他站起身,把烧热水煮茶的活儿接过来,“你身子弱,还是我来吧。”

手中流利地做着点茶,薛琅裹着大氅蹲坐在他对面,像是怕冷,将大氅把自己封得严严实实,只露出个脑袋来,田德宣抬眼见了,觉得可怜又可爱,恨不能上手摸一摸。

他这么想,也这么做了,只是手刚触到薛琅头发,薛琅瞧着他微愣,田德宣轻咳一声,浑身羞臊的发热,讪讪收回手。

过了片刻,又说,“那日我见你在院中……”

他开了个话头便止住了,怕勾起薛琅的伤心事。

火红花树已被撤走了,院子里如今又栽了几缸莲花,各个开的娇艳欲滴,缸中之水也不知永和什么法子,在外头放一夜都不结冰。

可田德宣已不觉得是皇帝对薛琅有多看重看了,若真是看重,又怎会将人留在后宫磋磨成这幅样子。

他顿了顿,语带怜惜,“天那样冷,你如何受得住。”

小剧场:

闻景晔:我把这世上最好的都送给我的兰玉

田德宣看到的:闻景晔利用皇权强迫良家妇男,实在可恶至极!

今日又下了场春雨,薛琅给田德宣递了信,但也不知他会不会来。

薛琅坐在廊下,衣裳下摆和鞋子全湿了,穿着不舒服,所幸撩起衣裳把鞋脱了,光着脚踩在朱红长廊下,被房檐挡了大半的雨化成细密雨丝铺在薛琅脸上。

奉銮宫的大门常年紧闭,就像是藏了什么见不得人的东西。

不过今日薛琅给开开了,因为没有宫人会在雨中路过偏僻的奉銮宫,自然也就不会有人往里张望继而乱嚼舌根。

雨越下越大了。

门口忽然走进一个人,手中撑伞,雨花结实地打在伞面上几乎变形,伞骨隐约有往下坠的滞迟感,像是承受不住这瓢泼大雨。

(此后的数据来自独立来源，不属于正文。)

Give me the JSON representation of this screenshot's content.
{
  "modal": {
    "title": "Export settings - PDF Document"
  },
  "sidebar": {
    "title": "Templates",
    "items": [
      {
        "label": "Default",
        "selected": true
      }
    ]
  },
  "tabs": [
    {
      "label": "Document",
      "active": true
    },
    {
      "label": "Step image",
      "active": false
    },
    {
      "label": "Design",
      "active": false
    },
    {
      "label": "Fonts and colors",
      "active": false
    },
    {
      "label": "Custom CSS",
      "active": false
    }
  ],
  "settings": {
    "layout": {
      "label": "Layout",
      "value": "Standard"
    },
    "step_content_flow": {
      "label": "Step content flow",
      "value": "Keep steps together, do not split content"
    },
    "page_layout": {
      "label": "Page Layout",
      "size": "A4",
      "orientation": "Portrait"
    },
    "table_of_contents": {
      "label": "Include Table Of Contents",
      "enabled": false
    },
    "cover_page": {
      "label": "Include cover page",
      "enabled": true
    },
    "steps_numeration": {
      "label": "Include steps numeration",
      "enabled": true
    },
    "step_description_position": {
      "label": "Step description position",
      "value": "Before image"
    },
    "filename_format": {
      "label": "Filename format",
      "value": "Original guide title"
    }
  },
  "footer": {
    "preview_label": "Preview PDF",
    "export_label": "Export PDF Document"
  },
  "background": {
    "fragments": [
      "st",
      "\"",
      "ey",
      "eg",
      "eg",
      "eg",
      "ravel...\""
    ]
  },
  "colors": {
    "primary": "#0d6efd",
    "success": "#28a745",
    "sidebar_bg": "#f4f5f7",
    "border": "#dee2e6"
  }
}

远远隔着雨幕,万物都是模糊的,只有薛琅如同夜间发光的明珠。田德宣走到廊下,收了伞,雨水便从伞面上掉下来,最后汇成一缕低落在地,留下一片湿痕。

“兰玉。”田德宣亲昵地喊他。

他替薛琅拢了拢衣衫,神色有些责怪,“这么大的雨,怎么坐在这里,还穿的这样单薄。”

薛琅抬眼瞧他,二人挨得极近,“我以为你今日不来。”

田德宣面颊微红,“你递了信,我怎会不来。”

这时他终于看见薛琅脚上光秃秃的,白白嫩嫩地交叠在一起,没有穿鞋,他沉默片刻,忽然弯腰打横将人抱起来。

“回屋去吧。”

薛琅靠在他怀里,低下头,眼中漠然。

田德宣见他依赖自己,神色不免更加怜爱,连动作都放轻不少,生怕弄疼了薛琅。

把人抱回去放在榻上,又自己拿了帕子替薛琅擦脚心溅上的污泥,轻轻一拭就干净了。

薛琅伸手按住他的肩膀,神色晦暗,语气却很轻柔,“香燃尽了,你去添些香料吧。”

田德宣抬头,正见薛琅明目皓齿,春色绝艳,几乎被蛊了心智,自然是无有不应。

他照着薛琅指引去架子上寻香料,挑挑拣拣时,却听身后薛琅道,“不是你手上那些,在最高处,你去摸摸,檀木盒子里的。”

田德宣心生疑窦,常用的香料自然是放在触手可及的地方,怎么会束之高阁。